Written and directed by Ryan Coogler (Fruitvale Station, Creed), the excitement surrounding Black Panther partially stemmed from its predominately all-star black cast. Stellar actors and actresses such as Chadwick Boseman (Black Panther/T’Challa), Michael B. Jordan (Erik “Killmonger” Stevens), Lupita Nyong’o (Nakia), Danai Gurira (Okoye), Daniel Kaluuya (W’Kabi), Letitia Wright (Shuri), Winston Duck (M’Baku), Forest Whitaker (Zuri), and Angela Bassett (Ramonda) dominate the roster.
Michael B. Jordan and Chadwick Boseman
The plot is a sub-story of Marvel Cinematic Universe’s (MCU) Captain America: Civil War where King T’Chaka of Wakanda is killed in a bombing at the United Nations (UN) by Bucky Barnes (Winter Solider). Wakanda, although incorrectly viewed as a third-world country by the UN, possesses a precious metal called vibranium, the same metal used in Captain America’s shield as well as in Black Panther’s suit. Vibranium’s kinetic energy allows for technological advances that could both harm or solve many of the world’s issues.
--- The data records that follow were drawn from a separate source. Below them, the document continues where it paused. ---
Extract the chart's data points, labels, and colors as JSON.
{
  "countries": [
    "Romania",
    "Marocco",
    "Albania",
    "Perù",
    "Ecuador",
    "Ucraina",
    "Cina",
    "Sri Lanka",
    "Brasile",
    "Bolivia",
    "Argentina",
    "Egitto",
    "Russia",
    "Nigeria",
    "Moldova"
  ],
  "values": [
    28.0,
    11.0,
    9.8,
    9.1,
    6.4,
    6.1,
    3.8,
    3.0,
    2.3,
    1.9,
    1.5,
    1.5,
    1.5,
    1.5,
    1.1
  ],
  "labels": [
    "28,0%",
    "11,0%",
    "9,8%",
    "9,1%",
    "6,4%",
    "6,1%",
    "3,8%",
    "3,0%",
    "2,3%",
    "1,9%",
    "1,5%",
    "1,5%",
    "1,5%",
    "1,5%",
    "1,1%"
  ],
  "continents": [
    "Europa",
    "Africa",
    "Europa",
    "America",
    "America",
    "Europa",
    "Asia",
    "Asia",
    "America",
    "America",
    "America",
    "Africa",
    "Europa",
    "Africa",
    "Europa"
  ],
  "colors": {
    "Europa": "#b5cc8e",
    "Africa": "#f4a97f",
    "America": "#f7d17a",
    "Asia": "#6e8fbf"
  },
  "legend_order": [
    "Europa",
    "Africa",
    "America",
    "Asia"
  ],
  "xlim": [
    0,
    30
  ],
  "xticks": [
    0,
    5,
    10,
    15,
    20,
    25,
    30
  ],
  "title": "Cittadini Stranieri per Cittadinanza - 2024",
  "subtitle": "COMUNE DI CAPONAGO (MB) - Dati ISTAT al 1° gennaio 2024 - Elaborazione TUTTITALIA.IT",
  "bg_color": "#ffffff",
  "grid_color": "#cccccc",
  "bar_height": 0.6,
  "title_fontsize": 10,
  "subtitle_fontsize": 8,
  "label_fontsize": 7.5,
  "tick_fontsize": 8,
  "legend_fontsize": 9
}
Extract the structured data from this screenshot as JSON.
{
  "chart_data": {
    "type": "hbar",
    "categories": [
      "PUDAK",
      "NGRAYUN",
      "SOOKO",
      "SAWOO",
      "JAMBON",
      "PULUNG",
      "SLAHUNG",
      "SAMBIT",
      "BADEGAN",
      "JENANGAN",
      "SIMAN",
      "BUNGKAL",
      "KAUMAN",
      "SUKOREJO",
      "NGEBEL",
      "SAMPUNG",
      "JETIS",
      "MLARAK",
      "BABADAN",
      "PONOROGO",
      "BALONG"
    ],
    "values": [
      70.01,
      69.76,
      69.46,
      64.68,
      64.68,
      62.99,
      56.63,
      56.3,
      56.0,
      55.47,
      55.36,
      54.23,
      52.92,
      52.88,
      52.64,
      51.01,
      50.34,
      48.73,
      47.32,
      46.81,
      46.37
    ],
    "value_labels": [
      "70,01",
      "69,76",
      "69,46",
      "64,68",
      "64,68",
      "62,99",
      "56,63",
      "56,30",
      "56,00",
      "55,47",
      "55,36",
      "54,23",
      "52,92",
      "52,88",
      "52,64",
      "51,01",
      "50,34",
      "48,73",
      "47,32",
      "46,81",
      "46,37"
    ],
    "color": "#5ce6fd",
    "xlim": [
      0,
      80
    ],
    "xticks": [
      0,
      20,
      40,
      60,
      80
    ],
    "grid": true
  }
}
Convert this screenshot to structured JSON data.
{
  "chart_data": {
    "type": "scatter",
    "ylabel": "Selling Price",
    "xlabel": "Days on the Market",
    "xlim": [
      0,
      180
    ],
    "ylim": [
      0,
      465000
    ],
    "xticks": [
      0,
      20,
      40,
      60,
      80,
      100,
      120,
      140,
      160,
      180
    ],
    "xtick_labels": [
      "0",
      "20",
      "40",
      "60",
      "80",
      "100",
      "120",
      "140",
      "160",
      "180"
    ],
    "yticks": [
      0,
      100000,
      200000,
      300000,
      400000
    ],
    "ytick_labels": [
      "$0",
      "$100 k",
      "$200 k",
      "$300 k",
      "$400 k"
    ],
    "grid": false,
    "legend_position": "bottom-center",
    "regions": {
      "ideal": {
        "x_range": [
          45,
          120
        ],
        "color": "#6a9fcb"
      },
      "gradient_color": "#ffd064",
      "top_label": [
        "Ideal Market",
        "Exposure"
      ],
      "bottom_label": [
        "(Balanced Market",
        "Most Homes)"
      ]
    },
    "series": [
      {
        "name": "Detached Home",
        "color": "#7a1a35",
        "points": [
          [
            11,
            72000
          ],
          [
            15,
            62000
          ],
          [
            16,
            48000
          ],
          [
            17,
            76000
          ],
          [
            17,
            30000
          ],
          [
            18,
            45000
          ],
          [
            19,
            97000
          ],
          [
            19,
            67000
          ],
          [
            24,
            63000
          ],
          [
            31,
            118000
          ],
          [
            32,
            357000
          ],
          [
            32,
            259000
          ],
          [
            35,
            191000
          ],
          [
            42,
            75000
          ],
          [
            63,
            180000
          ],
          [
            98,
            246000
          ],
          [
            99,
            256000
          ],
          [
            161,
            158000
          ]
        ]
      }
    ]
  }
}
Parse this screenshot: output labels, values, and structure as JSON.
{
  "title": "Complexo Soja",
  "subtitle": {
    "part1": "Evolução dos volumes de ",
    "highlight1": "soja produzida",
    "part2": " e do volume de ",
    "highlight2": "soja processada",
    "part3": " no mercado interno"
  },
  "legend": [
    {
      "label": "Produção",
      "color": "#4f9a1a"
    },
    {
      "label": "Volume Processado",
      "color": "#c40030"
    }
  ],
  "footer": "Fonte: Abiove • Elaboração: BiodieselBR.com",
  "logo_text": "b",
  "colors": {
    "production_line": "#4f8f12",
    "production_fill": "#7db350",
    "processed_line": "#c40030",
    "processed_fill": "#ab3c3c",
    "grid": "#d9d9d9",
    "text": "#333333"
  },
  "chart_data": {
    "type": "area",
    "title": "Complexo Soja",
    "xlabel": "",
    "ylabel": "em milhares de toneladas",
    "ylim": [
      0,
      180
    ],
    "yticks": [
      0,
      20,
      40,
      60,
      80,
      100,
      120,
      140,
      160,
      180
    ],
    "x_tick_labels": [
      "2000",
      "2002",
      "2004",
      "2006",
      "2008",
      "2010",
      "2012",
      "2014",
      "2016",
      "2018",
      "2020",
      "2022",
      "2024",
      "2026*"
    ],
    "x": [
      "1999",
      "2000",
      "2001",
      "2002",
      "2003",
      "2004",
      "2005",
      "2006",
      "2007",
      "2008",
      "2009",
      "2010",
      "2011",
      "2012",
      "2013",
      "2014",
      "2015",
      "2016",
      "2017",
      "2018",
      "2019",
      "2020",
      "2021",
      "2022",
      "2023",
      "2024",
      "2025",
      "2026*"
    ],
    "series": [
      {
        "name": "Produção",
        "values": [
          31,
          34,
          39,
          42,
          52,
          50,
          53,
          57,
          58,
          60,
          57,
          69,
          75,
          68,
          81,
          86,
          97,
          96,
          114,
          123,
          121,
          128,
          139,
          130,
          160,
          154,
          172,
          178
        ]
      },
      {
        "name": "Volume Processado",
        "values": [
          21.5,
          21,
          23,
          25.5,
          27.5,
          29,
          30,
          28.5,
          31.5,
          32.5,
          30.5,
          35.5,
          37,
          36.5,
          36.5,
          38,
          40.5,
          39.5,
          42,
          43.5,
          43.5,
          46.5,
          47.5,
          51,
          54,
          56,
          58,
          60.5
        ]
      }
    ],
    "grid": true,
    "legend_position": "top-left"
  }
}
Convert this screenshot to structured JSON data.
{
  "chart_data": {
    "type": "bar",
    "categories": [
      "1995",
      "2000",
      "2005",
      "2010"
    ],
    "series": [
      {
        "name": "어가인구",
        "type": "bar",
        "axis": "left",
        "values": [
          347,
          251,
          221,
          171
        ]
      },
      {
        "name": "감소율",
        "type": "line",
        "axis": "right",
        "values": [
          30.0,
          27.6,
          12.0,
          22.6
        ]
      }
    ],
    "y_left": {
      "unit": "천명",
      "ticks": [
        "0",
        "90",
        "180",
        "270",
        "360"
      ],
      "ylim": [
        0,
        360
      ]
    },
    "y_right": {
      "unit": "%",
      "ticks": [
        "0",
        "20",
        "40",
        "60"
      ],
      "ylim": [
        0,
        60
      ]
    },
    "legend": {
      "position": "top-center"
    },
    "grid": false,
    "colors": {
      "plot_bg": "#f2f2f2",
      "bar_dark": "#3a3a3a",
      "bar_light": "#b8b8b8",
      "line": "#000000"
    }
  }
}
After the death of his father, T’Challa returns home to become king. Within the nation of Wakanda, there are five tribes; however, there is one who refuses to join the others in unison which causes a schism later due to their desire to further advance Wakanda’s national interests. Surrounded by the comfort and safety of Wakanda, when a black market deal goes bad between Agent Everett K. Ross (Martin Freeman) and Ulysses Klaue (Andy Serkis) over a stolen piece of vibranium that antagonist Erik “Killmonger” Stevens assisted in stealing, the plot thickens, forcing T’Challa to make a choice in fighting for what he believes is best not only for himself, but also his country. It is here, that Coogler’s directing genius comes into play weaving both Marvel’s significant storyline against a 21st century context.
Lupita Nyong’o and Letitia Wright
Produced by Marvel Studios, the film’s visual and cinematic qualities are breathtaking. Working with previous colleagues such as Rachel Morrison (cinematographer) and Michael B. Jordan (actor), there is an unconscious consistency and confidence that is amplified on the silver screen. Coogler also stays true to his approach of reaching moviegoers by pulling on heartstrings with a sentimental narrative contrasted with bursts of comedic intervals to break up the seriousness of what is unfolding before the audience. With Academy Award-nominated costume designer Ruth E. Carter, whose work has appeared in black awareness films like Malcolm X, Amistad, Selma, and Roots, as well as eleven-time Grammy Award winner Kendrick Lamar executively producing the soundtrack, Black Panther is thoroughly affiliated with black artistic excellence.
As one of the premiere comic book Hollywood blockbusters that in its majority is black mandated, delegated, and executed, Black Panther, since its inception in July of 1966 by Stan Lee and Jack Kirby, amplifies the pride black Americans have consistently felt to a doubtful mainstream media. Nonetheless, for this phenomenon to occur, a seat for inclusion had to be offered at the table. Black Panther sits tall and confidently at that table with its undeniable presence planting seeds for generations to come. Finally.